WHAT: Emma Lake Kenderdine Campus
WHERE: Emma Lake, Saskatchewan
Opened in 1935 as an adjunct to fine arts at the University of Saskatchewan, this retreat has a storied history in the province’s art scene. Residencies are offered in for-credit courses, and community workshops, in multiple disciplines of fine art and craft. Artists’ workshops bring together emerging and senior artists in a collaborative environment.
WHAT: The Arctic Circle
WHERE: International territory, ten degrees from the North Pole
Organized by the not-for-profit The Farm, Inc. and funded by international arts organizations, this expedition-style residency gathers contemporary artists, scientists and innovators on-board a traditionally rigged, ice-class sailing vessel in the High Arctic.
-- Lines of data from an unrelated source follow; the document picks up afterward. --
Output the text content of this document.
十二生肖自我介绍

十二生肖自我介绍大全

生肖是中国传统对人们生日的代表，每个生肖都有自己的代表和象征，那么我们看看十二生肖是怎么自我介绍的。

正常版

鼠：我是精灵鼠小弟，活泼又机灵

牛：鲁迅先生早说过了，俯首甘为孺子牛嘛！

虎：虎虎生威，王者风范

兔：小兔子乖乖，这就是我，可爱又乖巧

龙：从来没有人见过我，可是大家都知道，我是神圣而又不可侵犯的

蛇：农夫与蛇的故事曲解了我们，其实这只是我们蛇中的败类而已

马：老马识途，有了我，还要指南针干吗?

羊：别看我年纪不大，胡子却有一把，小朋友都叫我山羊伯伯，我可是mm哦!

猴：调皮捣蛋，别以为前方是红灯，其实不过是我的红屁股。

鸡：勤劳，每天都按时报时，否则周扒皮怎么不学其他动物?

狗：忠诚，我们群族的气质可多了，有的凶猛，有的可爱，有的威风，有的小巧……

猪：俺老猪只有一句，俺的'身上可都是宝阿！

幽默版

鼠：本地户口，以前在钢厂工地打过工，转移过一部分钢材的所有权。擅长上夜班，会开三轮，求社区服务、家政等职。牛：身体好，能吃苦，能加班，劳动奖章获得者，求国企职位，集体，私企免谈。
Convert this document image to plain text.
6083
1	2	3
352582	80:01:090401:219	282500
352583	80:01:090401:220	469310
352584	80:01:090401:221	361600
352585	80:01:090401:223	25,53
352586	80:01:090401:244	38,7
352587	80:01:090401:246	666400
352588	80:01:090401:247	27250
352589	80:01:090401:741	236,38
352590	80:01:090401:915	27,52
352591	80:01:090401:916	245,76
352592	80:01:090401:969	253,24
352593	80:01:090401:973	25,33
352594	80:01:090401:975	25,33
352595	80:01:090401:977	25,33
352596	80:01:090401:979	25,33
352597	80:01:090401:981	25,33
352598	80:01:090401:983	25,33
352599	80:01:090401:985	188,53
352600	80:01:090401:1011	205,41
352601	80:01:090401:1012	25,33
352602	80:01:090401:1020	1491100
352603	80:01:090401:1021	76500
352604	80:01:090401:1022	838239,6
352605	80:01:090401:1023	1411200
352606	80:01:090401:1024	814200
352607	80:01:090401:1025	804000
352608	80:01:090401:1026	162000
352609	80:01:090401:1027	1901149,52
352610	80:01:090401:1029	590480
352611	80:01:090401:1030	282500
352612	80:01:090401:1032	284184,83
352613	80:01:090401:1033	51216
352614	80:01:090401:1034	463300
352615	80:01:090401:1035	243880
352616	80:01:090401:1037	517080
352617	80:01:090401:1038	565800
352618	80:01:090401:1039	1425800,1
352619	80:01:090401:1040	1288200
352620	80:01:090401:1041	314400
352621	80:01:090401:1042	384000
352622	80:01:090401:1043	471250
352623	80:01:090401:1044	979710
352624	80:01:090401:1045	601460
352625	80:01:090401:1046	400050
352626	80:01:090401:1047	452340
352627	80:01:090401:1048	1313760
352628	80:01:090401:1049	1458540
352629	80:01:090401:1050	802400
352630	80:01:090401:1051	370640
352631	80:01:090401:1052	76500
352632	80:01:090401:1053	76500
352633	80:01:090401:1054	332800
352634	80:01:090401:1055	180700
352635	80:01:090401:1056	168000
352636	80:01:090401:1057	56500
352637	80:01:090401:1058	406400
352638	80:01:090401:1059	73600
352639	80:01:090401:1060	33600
Work produced here travels on an international exhibition tour following each expedition.
WHAT: Deep Bay Artists’ Residency
WHERE: Riding Mountain National Park, Manitoba
In a renovated Parks Canada cabin in the woods, this two-week residency has been attracting artists in all disciplines, as well as arts administrators on retreat since 2006. Administered by the Manitoba Arts Council.
WHAT: Leighton Artists Colony
WHERE: The Banff Centre, Banff, Alberta
Built in 1985 as a series of eight small studios in a secluded wooded setting, each one was designed by an individual Canadian architect. Open to visual artists in all media, writers, composers, musicians, and other artists, residents have accommodation and meals provided by The Banff Centre.